The Food and Drug Administration has targeted four cigarette products, including Camel and Pall Mall brands, for not meeting regulations, the latest companies to get ensnared in a burgeoning agency dragnet.
The agency on Tuesday issued orders to stop the sale and distribution of four products all marketed by R.J. Reynolds Tobacco Co. All of the products flouted certain agency regulations for governing tobacco products, the FDA said.
The agency halted sales of Camel Crush Bold, Pall Mall Deep Set Recessed Filter, Pall Mall Deep Set Recessed Filter Menthol and Vantage Tech 13 cigarettes.
The problem hints at a growing regulatory battle over tobacco oversight.
The agency received the authority to regulate tobacco products in 2009.
A tobacco company that wants to bring a new cigarette to market has two options.
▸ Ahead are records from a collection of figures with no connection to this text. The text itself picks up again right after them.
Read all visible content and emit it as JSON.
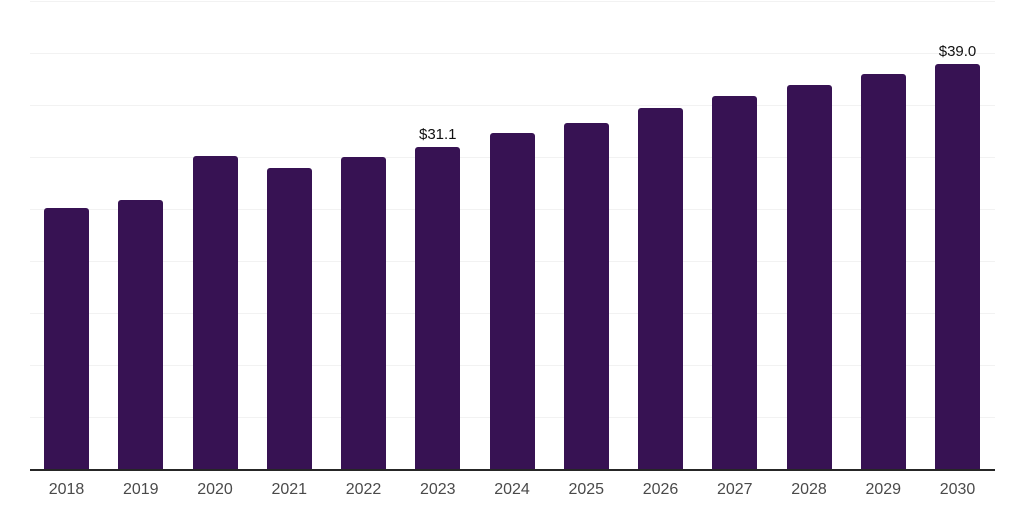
{
  "chart_data": {
    "type": "bar",
    "title": "",
    "xlabel": "",
    "ylabel": "",
    "categories": [
      "2018",
      "2019",
      "2020",
      "2021",
      "2022",
      "2023",
      "2024",
      "2025",
      "2026",
      "2027",
      "2028",
      "2029",
      "2030"
    ],
    "values": [
      25.2,
      26.0,
      30.2,
      29.0,
      30.1,
      31.1,
      32.4,
      33.4,
      34.8,
      36.0,
      37.0,
      38.1,
      39.0
    ],
    "data_labels": {
      "2023": "$31.1",
      "2030": "$39.0"
    },
    "ylim": [
      0,
      45
    ],
    "gridline_step": 5,
    "grid": true,
    "y_axis_tick_labels_visible": false,
    "legend": null,
    "colors": {
      "bar": "#371253",
      "gridline": "#f2f2f2",
      "axis_line": "#262626",
      "data_label": "#111111",
      "tick_label": "#4a4a4a",
      "background": "#ffffff"
    }
  }
}
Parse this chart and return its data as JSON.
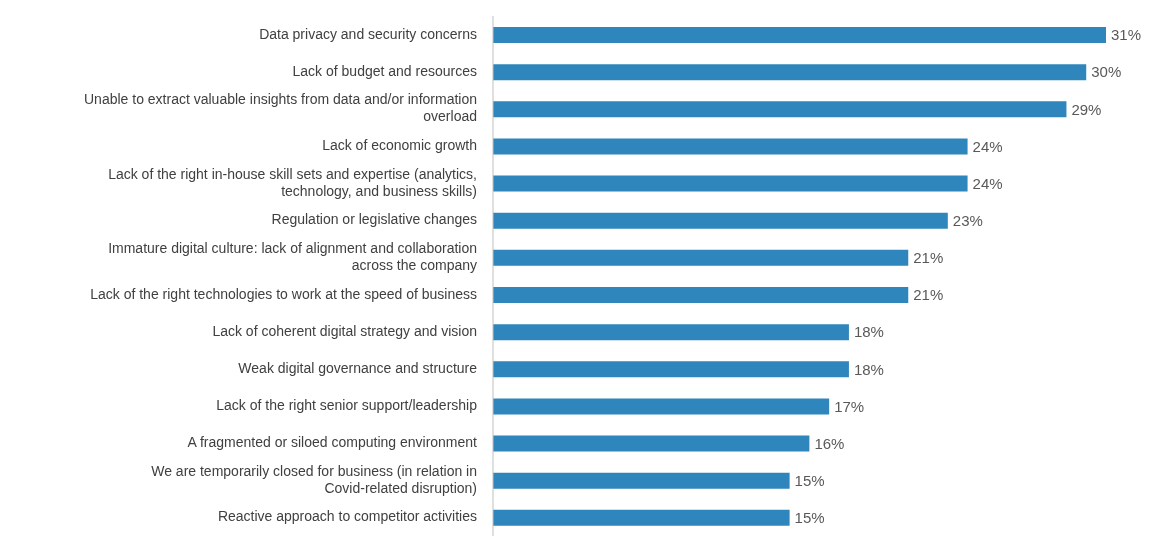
{
  "chart_data": {
    "type": "bar",
    "orientation": "horizontal",
    "categories": [
      "Data privacy and security concerns",
      "Lack of budget and resources",
      "Unable to extract valuable insights from data and/or information overload",
      "Lack of economic growth",
      "Lack of the right in-house skill sets and expertise (analytics, technology, and business skills)",
      "Regulation or legislative changes",
      "Immature digital culture: lack of alignment and collaboration across the company",
      "Lack of the right technologies to work at the speed of business",
      "Lack of coherent digital strategy and vision",
      "Weak digital governance and structure",
      "Lack of the right senior support/leadership",
      "A fragmented or siloed computing environment",
      "We are temporarily closed for business (in relation in Covid-related disruption)",
      "Reactive approach to competitor activities"
    ],
    "values": [
      31,
      30,
      29,
      24,
      24,
      23,
      21,
      21,
      18,
      18,
      17,
      16,
      15,
      15
    ],
    "value_labels": [
      "31%",
      "30%",
      "29%",
      "24%",
      "24%",
      "23%",
      "21%",
      "21%",
      "18%",
      "18%",
      "17%",
      "16%",
      "15%",
      "15%"
    ],
    "color": "#2f86bd"
  }
}
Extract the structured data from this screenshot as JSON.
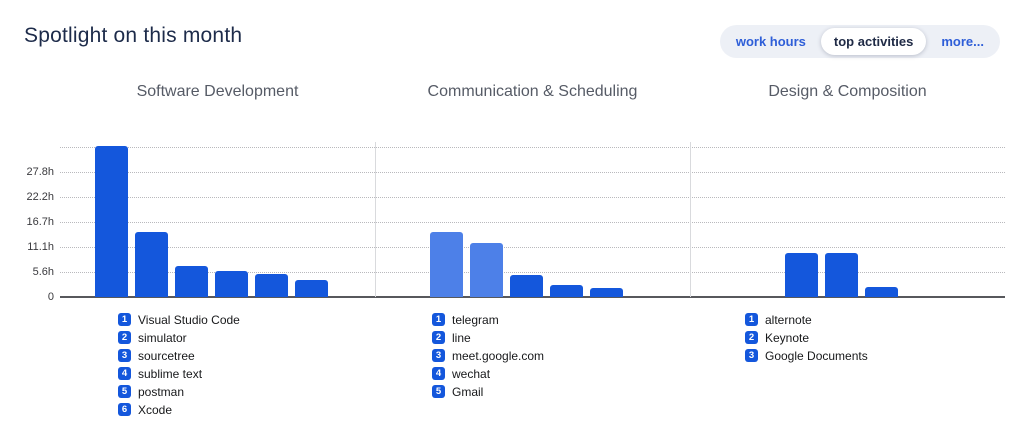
{
  "header": {
    "title": "Spotlight on this month",
    "tabs": [
      {
        "id": "work-hours",
        "label": "work hours",
        "active": false
      },
      {
        "id": "top-activities",
        "label": "top activities",
        "active": true
      },
      {
        "id": "more",
        "label": "more...",
        "active": false
      }
    ]
  },
  "chart_data": {
    "type": "bar",
    "unit": "hours",
    "grid": "dotted-horizontal",
    "ylim": [
      0,
      34.9
    ],
    "y_ticks": [
      {
        "label": "",
        "value": 33.3
      },
      {
        "label": "27.8h",
        "value": 27.8
      },
      {
        "label": "22.2h",
        "value": 22.2
      },
      {
        "label": "16.7h",
        "value": 16.7
      },
      {
        "label": "11.1h",
        "value": 11.1
      },
      {
        "label": "5.6h",
        "value": 5.6
      },
      {
        "label": "0",
        "value": 0
      }
    ],
    "colors": {
      "bar": "#1457dc",
      "bar_light": "#4d80e8",
      "legend_badge": "#1457dc"
    },
    "groups": [
      {
        "title": "Software Development",
        "items": [
          {
            "rank": 1,
            "label": "Visual Studio Code",
            "value": 33.5,
            "shade": "dark"
          },
          {
            "rank": 2,
            "label": "simulator",
            "value": 14.5,
            "shade": "dark"
          },
          {
            "rank": 3,
            "label": "sourcetree",
            "value": 7.0,
            "shade": "dark"
          },
          {
            "rank": 4,
            "label": "sublime text",
            "value": 5.8,
            "shade": "dark"
          },
          {
            "rank": 5,
            "label": "postman",
            "value": 5.2,
            "shade": "dark"
          },
          {
            "rank": 6,
            "label": "Xcode",
            "value": 3.8,
            "shade": "dark"
          }
        ]
      },
      {
        "title": "Communication & Scheduling",
        "items": [
          {
            "rank": 1,
            "label": "telegram",
            "value": 14.5,
            "shade": "light"
          },
          {
            "rank": 2,
            "label": "line",
            "value": 12.0,
            "shade": "light"
          },
          {
            "rank": 3,
            "label": "meet.google.com",
            "value": 5.0,
            "shade": "dark"
          },
          {
            "rank": 4,
            "label": "wechat",
            "value": 2.6,
            "shade": "dark"
          },
          {
            "rank": 5,
            "label": "Gmail",
            "value": 2.0,
            "shade": "dark"
          }
        ]
      },
      {
        "title": "Design & Composition",
        "items": [
          {
            "rank": 1,
            "label": "alternote",
            "value": 9.7,
            "shade": "dark"
          },
          {
            "rank": 2,
            "label": "Keynote",
            "value": 9.7,
            "shade": "dark"
          },
          {
            "rank": 3,
            "label": "Google Documents",
            "value": 2.2,
            "shade": "dark"
          }
        ]
      }
    ]
  }
}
It can go through a lengthy approval process or demonstrate the product is the same as one marketed before February 2007, the date when products already on the market were grandfathered and aren’t regulated.
The four products were already on the market, but reached shelves after the February 2007 grandfather date.
Therefore, Reynolds had to get new approvals or prove they were similar to products marketed before 2007.
Reynolds went with the latter, but the FDA said Tuesday that the products were too different from grandfathered products and that they have higher levels of menthol and new ingredients.
Retailers have 30 days to dispose of the cigarettes.
R.J. Reynolds did not immediately return a request for comment.
The grandfather date has been a point of contention between the FDA and the industry for some time. A House bill even seeks to eliminate the 2007 date and replace it with the date of the law’s passage in 2009, which would ensure more products are grandfathered.
The e-cigarette industry is also interested as to how the grandfather date affects them since the agency has yet to issue final regulations on e-cigarettes.